In questi giorni di caccia a ministri di “alto profilo”, di alta qualità”, le candidature vere o presunte si sono abbattute le une sulle altre, per ministeri di prima o seconda fascia, ipotizzando che a guidarli siano destinati politici o piuttosto tecnici, questi ultimi chiamati a migliorare il profilo del governo in fieri. Un Ministero, forse l’unico, dimenticato o meglio accuratamente aggirato è quello della Salute che, curiosamente, tutti si sono ben guardati dal rivendicare.

Sarebbe stato legittimo attendersi che, secondo lo spirito di servizio al Paese che deve animare la nascita di un nuovo esecutivo, ogni partito della maggioranza si offrisse per dare il meglio di sé in un incarico talmente delicato e, soprattutto, dirimente, in questa fase di perdurante pandemia, per la vita – letteralmente la vita, in senso strettamente fisico – degli italiani. Sarebbe stato un gesto di orgoglioso amor patrio che, a costo di accapigliarsi con gli alleati, un partito o l’altro della maggioranza dicesse: qui la posta è talmente alta che voglio mettermi alla prova ed affrontarla, per il bene degli italiani, con un mio autorevole esponente. Invece, niente. Nessun capitano coraggioso in vista. Come se la pandemia mai fosse esistita e nel settore tutto fosse rose e fiori.

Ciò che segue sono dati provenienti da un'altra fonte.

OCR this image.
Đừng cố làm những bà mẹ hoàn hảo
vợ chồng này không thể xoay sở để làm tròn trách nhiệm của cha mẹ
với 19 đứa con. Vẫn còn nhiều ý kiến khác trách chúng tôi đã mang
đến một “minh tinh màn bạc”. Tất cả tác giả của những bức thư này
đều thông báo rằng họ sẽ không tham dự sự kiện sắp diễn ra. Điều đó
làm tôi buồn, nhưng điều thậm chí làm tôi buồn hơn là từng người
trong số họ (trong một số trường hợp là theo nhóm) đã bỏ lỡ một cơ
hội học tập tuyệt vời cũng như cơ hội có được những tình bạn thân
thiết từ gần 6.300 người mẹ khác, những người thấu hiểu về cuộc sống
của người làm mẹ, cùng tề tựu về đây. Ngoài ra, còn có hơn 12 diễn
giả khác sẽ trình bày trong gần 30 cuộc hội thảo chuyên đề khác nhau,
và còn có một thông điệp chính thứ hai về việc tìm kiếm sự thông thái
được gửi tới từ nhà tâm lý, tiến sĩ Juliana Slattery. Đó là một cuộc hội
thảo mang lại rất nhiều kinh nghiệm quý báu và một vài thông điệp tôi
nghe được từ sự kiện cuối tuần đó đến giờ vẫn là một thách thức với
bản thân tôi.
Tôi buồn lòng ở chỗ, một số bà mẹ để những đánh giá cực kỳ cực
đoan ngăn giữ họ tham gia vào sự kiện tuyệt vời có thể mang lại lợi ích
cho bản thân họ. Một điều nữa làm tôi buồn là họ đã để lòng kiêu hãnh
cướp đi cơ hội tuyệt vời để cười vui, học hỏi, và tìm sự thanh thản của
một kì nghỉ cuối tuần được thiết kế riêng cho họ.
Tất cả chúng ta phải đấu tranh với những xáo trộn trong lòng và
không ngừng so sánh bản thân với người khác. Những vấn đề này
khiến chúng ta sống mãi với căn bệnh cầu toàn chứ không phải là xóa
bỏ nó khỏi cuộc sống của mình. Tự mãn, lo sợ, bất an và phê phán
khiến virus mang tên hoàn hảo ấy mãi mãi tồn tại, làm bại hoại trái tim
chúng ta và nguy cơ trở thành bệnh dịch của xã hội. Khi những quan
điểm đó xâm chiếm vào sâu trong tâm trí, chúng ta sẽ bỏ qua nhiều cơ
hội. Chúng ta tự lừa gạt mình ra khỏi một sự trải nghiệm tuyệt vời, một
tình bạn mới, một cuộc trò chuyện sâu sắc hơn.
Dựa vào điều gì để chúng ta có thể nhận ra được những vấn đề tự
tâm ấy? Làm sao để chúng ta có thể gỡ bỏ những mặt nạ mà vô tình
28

La stampa ha segnalato il nome di un tecnico, che pare, almeno fin qui, aver messo d’accordo tutti. Senza dubbio – sempre che l’indicazione abbia un reale fondamento – per l’eccellente competenza da tutti riconosciuta alla persona, ma anche, almeno questa è l’impressione, perché l’argomento scotta e va preso con le pinze, prima che ci si brucino le penne. In effetti, il ricorso ai tecnici viene invocato, sì, per aggiungere qualità al sistema, ma anche, forse soprattutto, per evitare, con un elegante slalom, di inforcare, appena fuori dal cancellerò di partenza, la prima porta del percorso di gara. Insomma, spesso, più che la qualità del tecnico rivela piuttosto l’inettitudine della politica a suggerire una certa soluzione. Ed il caso del Ministero della Salute è emblematico.

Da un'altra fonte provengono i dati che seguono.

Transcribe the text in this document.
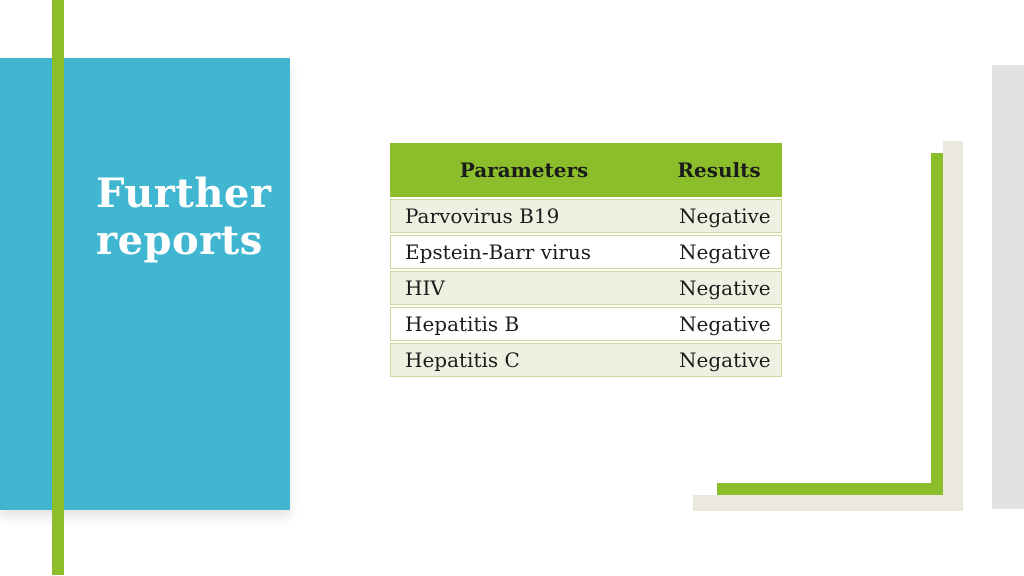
Further reports
Parameters	Results
Parvovirus B19	Negative
Epstein-Barr virus	Negative
HIV	Negative
Hepatitis B	Negative
Hepatitis C	Negative
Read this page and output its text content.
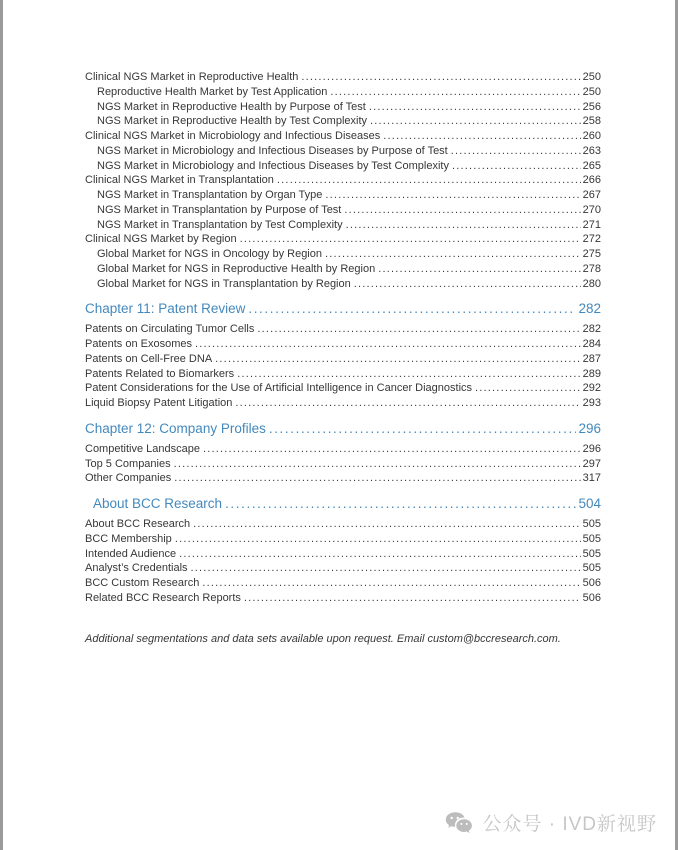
Clinical NGS Market in Reproductive Health .....	250
Reproductive Health Market by Test Application .....	250
NGS Market in Reproductive Health by Purpose of Test .....	256
NGS Market in Reproductive Health by Test Complexity .....	258
Clinical NGS Market in Microbiology and Infectious Diseases .....	260
NGS Market in Microbiology and Infectious Diseases by Purpose of Test .....	263
NGS Market in Microbiology and Infectious Diseases by Test Complexity .....	265
Clinical NGS Market in Transplantation .....	266
NGS Market in Transplantation by Organ Type .....	267
NGS Market in Transplantation by Purpose of Test .....	270
NGS Market in Transplantation by Test Complexity .....	271
Clinical NGS Market by Region .....	272
Global Market for NGS in Oncology by Region .....	275
Global Market for NGS in Reproductive Health by Region .....	278
Global Market for NGS in Transplantation by Region .....	280
Chapter 11: Patent Review .....	282
Patents on Circulating Tumor Cells .....	282
Patents on Exosomes .....	284
Patents on Cell-Free DNA .....	287
Patents Related to Biomarkers .....	289
Patent Considerations for the Use of Artificial Intelligence in Cancer Diagnostics .....	292
Liquid Biopsy Patent Litigation .....	293
Chapter 12: Company Profiles .....	296
Competitive Landscape .....	296
Top 5 Companies .....	297
Other Companies .....	317
About BCC Research .....	504
About BCC Research .....	505
BCC Membership .....	505
Intended Audience .....	505
Analyst’s Credentials .....	505
BCC Custom Research .....	506
Related BCC Research Reports .....	506

Additional segmentations and data sets available upon request. Email custom@bccresearch.com.

公众号 · IVD新视野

La memoria di quel che abbiamo vissuto dal marzo 2020 fa tremare i polsi, d’accordo, ma altri motivi rendono ardua la guida del Ministero di Lungotevere Ripa. Uno di carattere istituzionale in cui rilievo deborda al di là della questione sanitaria e concerne, in linea generale, la necessaria rivisitazione del rapporto tra Governo Centrale e Regioni. Argomento, anche questo potenzialmente divisivo, nella compagine di governo. A maggior ragione, nel momento in cui si contrappongono due tendenze: la richiesta di autonomia delle regioni leghiste del Nord e, per altro verso, la revisione delle responsabilità, pur condivise, appunto in campo sanitario tra centro e periferia. L’altro motivo, strumentale al consenso, concerne il corteggiamento dei no-wax e le possibili rivalità nel merito della gestione della salute pubblica in senso lato.

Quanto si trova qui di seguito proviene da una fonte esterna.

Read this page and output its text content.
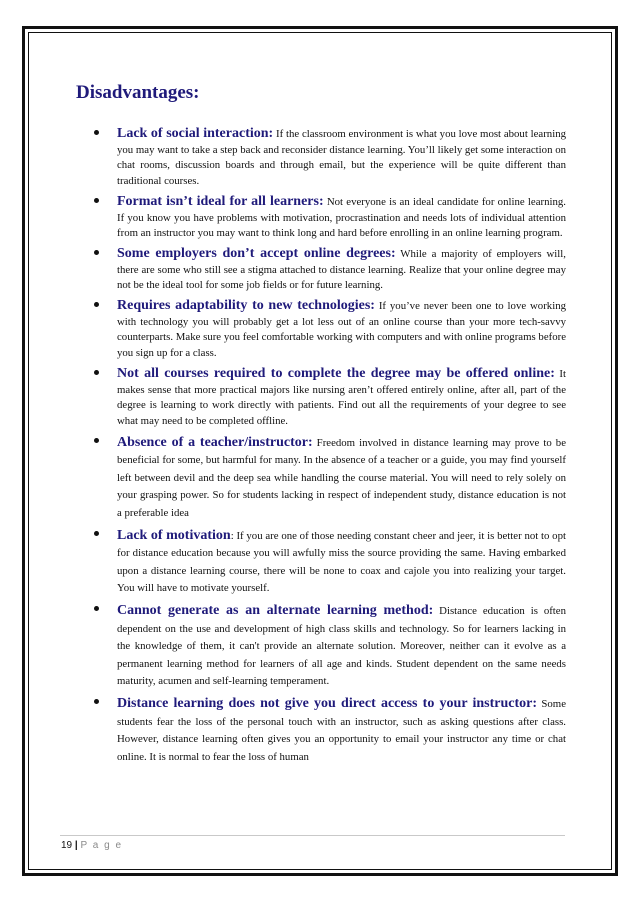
Disadvantages:
Lack of social interaction: If the classroom environment is what you love most about learning you may want to take a step back and reconsider distance learning. You’ll likely get some interaction on chat rooms, discussion boards and through email, but the experience will be quite different than traditional courses.
Format isn’t ideal for all learners: Not everyone is an ideal candidate for online learning. If you know you have problems with motivation, procrastination and needs lots of individual attention from an instructor you may want to think long and hard before enrolling in an online learning program.
Some employers don’t accept online degrees: While a majority of employers will, there are some who still see a stigma attached to distance learning. Realize that your online degree may not be the ideal tool for some job fields or for future learning.
Requires adaptability to new technologies: If you’ve never been one to love working with technology you will probably get a lot less out of an online course than your more tech-savvy counterparts. Make sure you feel comfortable working with computers and with online programs before you sign up for a class.
Not all courses required to complete the degree may be offered online: It makes sense that more practical majors like nursing aren’t offered entirely online, after all, part of the degree is learning to work directly with patients. Find out all the requirements of your degree to see what may need to be completed offline.
Absence of a teacher/instructor: Freedom involved in distance learning may prove to be beneficial for some, but harmful for many. In the absence of a teacher or a guide, you may find yourself left between devil and the deep sea while handling the course material. You will need to rely solely on your grasping power. So for students lacking in respect of independent study, distance education is not a preferable idea
Lack of motivation: If you are one of those needing constant cheer and jeer, it is better not to opt for distance education because you will awfully miss the source providing the same. Having embarked upon a distance learning course, there will be none to coax and cajole you into realizing your target. You will have to motivate yourself.
Cannot generate as an alternate learning method: Distance education is often dependent on the use and development of high class skills and technology. So for learners lacking in the knowledge of them, it can't provide an alternate solution. Moreover, neither can it evolve as a permanent learning method for learners of all age and kinds. Student dependent on the same needs maturity, acumen and self-learning temperament.
Distance learning does not give you direct access to your instructor: Some students fear the loss of the personal touch with an instructor, such as asking questions after class. However, distance learning often gives you an opportunity to email your instructor any time or chat online. It is normal to fear the loss of human
19 | P a g e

A livello di impatto sulla pubblica opinione, un conto è scontrarsi sullo scostamento di bilancio, altra cosa portare casa per casa, in ogni casa, tutte le sere, una possibile diatriba su un tema che tocca da vicino la vita delle
famiglie. In ogni caso, chiunque esso sia, buon lavoro al nuovo Ministro della Salute. Lo aspetta un compito che nessuno gli invidia.